Ikhlakh Khan, brother of deceased Ibresh Khan, said in a video statement recently that his brother was in Anand Nagar when he was attacked. He said that he had gone to the mosque to break his Ramzan fast when locals beat him up.
Bhatwadi Mohalla
This mohalla has congested lanes with locks hung on almost every other door. Heavy police deployment could be seen.
It was in this area where a video showed a building burning, which went viral.
There is a mosque, near which a small temple named Divya Shakti Hanumana Temple is situated. A man was sitting here. He said his name was Jitendra Thakur. On 10 April, rioters pelted stones in this colony chanting, "Kill Hindus, cut them into pieces", he claimed.
It’s a Muslim-populated colony with only five Hindu families, he said.
“Riots have happened in this area earlier too, but this was bigger and more damaging. I am 62. I have never seen a riot of this kind. Even the 1992 riot was less intense than this one,” he said.
All shops here were shut as the curfew was in place.
Moving in the streets, I met a man named Naushad Muslaman.
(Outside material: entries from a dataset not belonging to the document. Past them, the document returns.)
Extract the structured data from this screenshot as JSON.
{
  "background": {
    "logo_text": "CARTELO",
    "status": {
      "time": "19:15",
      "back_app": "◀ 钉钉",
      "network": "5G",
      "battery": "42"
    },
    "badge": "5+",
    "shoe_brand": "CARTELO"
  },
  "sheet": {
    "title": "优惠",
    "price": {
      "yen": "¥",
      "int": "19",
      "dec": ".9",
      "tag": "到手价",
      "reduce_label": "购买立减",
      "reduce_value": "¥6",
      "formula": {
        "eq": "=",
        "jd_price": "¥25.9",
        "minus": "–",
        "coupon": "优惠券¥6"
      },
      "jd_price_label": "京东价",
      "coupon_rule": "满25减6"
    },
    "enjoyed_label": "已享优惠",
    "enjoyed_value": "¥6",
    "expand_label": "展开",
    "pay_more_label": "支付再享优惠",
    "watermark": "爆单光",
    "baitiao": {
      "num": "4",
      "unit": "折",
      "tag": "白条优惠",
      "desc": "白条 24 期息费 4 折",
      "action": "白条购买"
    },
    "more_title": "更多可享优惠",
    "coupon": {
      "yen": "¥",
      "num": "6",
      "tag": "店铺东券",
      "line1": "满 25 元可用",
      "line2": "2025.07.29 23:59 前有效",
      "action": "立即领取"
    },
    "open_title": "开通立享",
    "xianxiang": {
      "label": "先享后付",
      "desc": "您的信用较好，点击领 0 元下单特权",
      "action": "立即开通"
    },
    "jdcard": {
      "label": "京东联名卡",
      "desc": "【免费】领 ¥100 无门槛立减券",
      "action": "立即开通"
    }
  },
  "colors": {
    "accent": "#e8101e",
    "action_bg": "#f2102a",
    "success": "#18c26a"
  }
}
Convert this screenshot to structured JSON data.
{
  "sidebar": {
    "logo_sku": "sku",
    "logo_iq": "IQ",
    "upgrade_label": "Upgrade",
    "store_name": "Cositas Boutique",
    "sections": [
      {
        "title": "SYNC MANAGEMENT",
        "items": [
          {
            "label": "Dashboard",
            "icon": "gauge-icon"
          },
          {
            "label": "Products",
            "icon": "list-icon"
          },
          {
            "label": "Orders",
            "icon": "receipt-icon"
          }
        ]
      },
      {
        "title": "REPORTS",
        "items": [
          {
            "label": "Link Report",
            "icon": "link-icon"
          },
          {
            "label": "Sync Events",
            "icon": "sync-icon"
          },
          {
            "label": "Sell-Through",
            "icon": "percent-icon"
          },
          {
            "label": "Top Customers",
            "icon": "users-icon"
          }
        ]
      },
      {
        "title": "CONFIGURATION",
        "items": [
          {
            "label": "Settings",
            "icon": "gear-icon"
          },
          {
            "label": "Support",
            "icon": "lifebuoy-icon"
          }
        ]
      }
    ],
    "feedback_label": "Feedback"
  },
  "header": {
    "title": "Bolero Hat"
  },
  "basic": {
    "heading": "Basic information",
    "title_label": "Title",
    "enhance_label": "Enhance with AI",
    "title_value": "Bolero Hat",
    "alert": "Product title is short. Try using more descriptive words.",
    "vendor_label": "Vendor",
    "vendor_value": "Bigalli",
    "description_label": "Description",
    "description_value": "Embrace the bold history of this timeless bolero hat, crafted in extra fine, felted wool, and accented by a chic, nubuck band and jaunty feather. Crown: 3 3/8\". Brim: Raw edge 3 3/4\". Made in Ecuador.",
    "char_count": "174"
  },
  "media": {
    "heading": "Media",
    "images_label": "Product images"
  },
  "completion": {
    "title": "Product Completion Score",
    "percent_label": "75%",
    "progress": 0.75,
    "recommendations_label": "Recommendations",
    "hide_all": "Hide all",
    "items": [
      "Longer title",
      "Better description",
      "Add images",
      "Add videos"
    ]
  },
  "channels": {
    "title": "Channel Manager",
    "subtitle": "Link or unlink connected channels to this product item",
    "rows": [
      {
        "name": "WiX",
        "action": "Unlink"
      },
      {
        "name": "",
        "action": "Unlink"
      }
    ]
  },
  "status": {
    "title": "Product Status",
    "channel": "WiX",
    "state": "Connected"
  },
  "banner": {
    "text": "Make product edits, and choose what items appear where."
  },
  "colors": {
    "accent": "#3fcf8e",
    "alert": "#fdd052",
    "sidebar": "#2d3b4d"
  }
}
He said he was angry with the administration as many of his relatives had lost their shelter in the demolition drives.
He added, “Ramadan is going on and our people are left in tears. We cannot go meet them as curfew is imposed. Where will they go?“
He did not allow this correspondent to take pictures of him or his house.
Tavdi Mohalla
In this Muslim-populated colony, Nasir, a resident, said that a mob of more than 50 people pelted stones at his house and tried to break open the iron gate to enter. He said that they were hurling communal abuses at Muslims and asked him to come and face them.
The Bulldozer Trials
As many as 50 houses and shops belonging to rioters have reportedly been demolished after 10 April. Madhya Pradesh Home Minister Narottam Mishra told the media after the violence that he would “turn those houses into a heap of stones who have pelted stones in Khargone”.
I went to Ibrahimpura, which is located around 7 kilometres from Talab Square, but no one was ready to talk to the media.
Several “illegally constructed houses” have been demolished here.
A man, Sheru Khan, was the only one who talked. He pointed to a demolished house and said that the family was currently staying at a cow shelter. ”They spent all night sitting in front of the debris. We offered them food and shelter, but they left the area in tears. Later, we heard some cow shelter accommodated them,” Khan said.
What Followed After My Visit
On 20 April, curfew restrictions were partially lifted and residents were allowed to get out of their homes to get essential items from 8 am to 12 pm and from 3 pm to 5 pm. However, the curfew is still in place.
District Magistrate Anugraha P has reportedly met the victim families and assured them that they would be compensated by the state for their loss.
A boy named Sahil Khan was arrested for a social media post where he threatened to abduct Hindu women.